Y es que recientemente, en diferentes medios de comunicación, se ha dado a conocer un estudio de opinión pública de CID Gallup contratado por una empresa de comunicación regional, en el cual, una mayoría de hondureños (75%) consideran que la generación de empleo es el reto más importante que enfrenta la Presidenta Xiomara Castro Sarmiento.
Según la encuesta la gran mayoría de entrevistados están de acuerdo que el nuevo gobierno utilice todas las medidas que existan para generar la mayor cantidad de empleos posibles.
Ante la consulta, “¿está usted de acuerdo en que el nuevo gobierno utilice todos los instrumentos legales disponibles, incluidas las ZEDE, para generar oportunidades de empleo?”, un 75% de los entrevistados respondió que sí.
A pesar de la controversia que se ha generado en torno a ese mecanismo de generación de empleo, un 69.7% de los entrevistados manifestó que aceptaría un trabajo dentro de una Zona de Empleo y Desarrollo Económico (ZEDE) si las condiciones fueran favorables. https://elmundo.hn/mayoria-de-hondurenos-da-prioridad-a-generacion-de-empleos/
En este mismo estudio de opinión, se recolectaron datos predominantes, como por ejemplo, que la mujer se posicionó mayoritariamente en cuanto a la generación de empleos, ya que está de acuerdo con que el nuevo gobierno use todos los instrumentos legales para generar empleo, asimismo, con relación a que las nuevas autoridades deben respetar todas las inversiones internacionales ya realizadas en Honduras, porque estas claramente le darán la oportunidad de llevar sustento al hogar e impulsar el desarrollo integral y sostenible que tanto necesitan.
La mujer dice que sí aceptaría un trabajo dentro de una Zona de Empleo y Desarrollo Económico (ZEDE), siempre que le ofrezca condiciones favorables, lo cual significa que la valoración sobre aquello que les pueda generar un empleo es alta y decisiva en la posibilidad real de las féminas de trabajar en Honduras y no verse obligadas a migrar.

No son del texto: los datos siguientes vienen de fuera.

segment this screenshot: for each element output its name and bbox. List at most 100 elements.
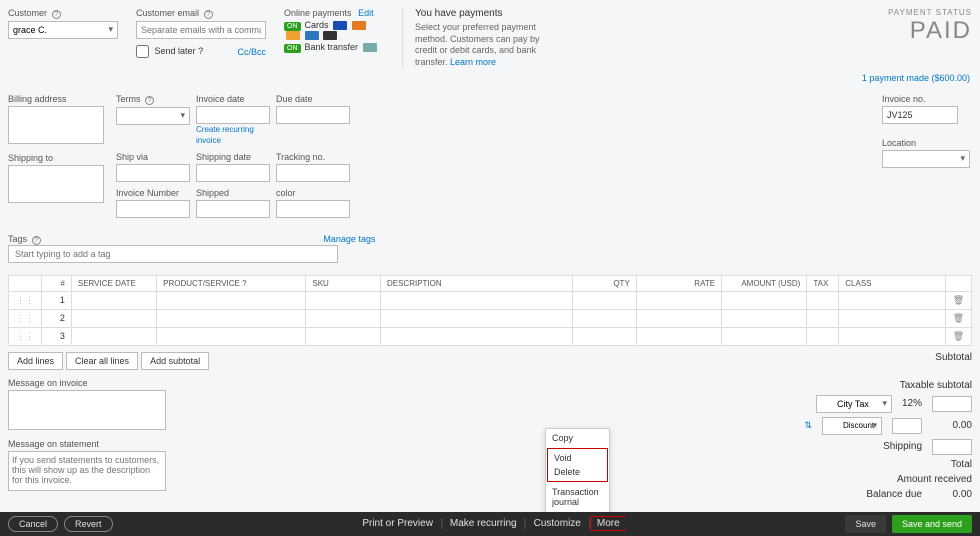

Los datos son fríos y la mayoría de los hondureños sujetos de esta investigación, y que constituyen una muestra representativa importante en correlación a la cantidad de población por departamento encuestada en Honduras, evidenciaron la prioridad de obtener un empleo, como una de las razones por las cuales apostaron a elegir nuevas autoridades, restándole importancia a temas políticos ideológicos como el socialismo, ya que consideran que el enfoque gubernamental debe apuntar a proteger las fuentes de generación de empleo independientemente de que se trate de las ZEDE, que es lo que finalmente erradicará la pobreza en el país.
En el Día Internacional de la Mujer Trabajadora, es importante recordar la importancia del empleo garante de derechos laborales, para nuestro género y para revertir la migración irregular de la mujer, y es que el 8 de marzo de 1908, un suceso transcendental marcó la historia del trabajo y la lucha sindical en el mundo entero: 129 mujeres murieron en un incendio en la fábrica Cotton, de Nueva York, Estados Unidos, luego de que se declararan en huelga con permanencia en su lugar de trabajo, en donde fueron encerradas.
Aquellas mujeres reclamaban la reducción de jornada laboral, un salario igual al que percibían los hombres que hacían las mismas actividades y denunciaban las malas condiciones de trabajo que padecían.
En la actualidad, los empleadores, como en el caso de la inversión extranjera directa en Honduras, respetan los derechos a sindicarse, al salario justipreciado y una jornada razonable y humana para la mujer, consecuentemente, por la memoria de las 129 y otras más que han conquistado derechos fundamentales laborales, es necesario que las fuentes de empleo actuales en Honduras, sean protegidas, permanezcan y puedan reproducirse para honrar el heroico suceso y para retener a la mujer hondureña en su país.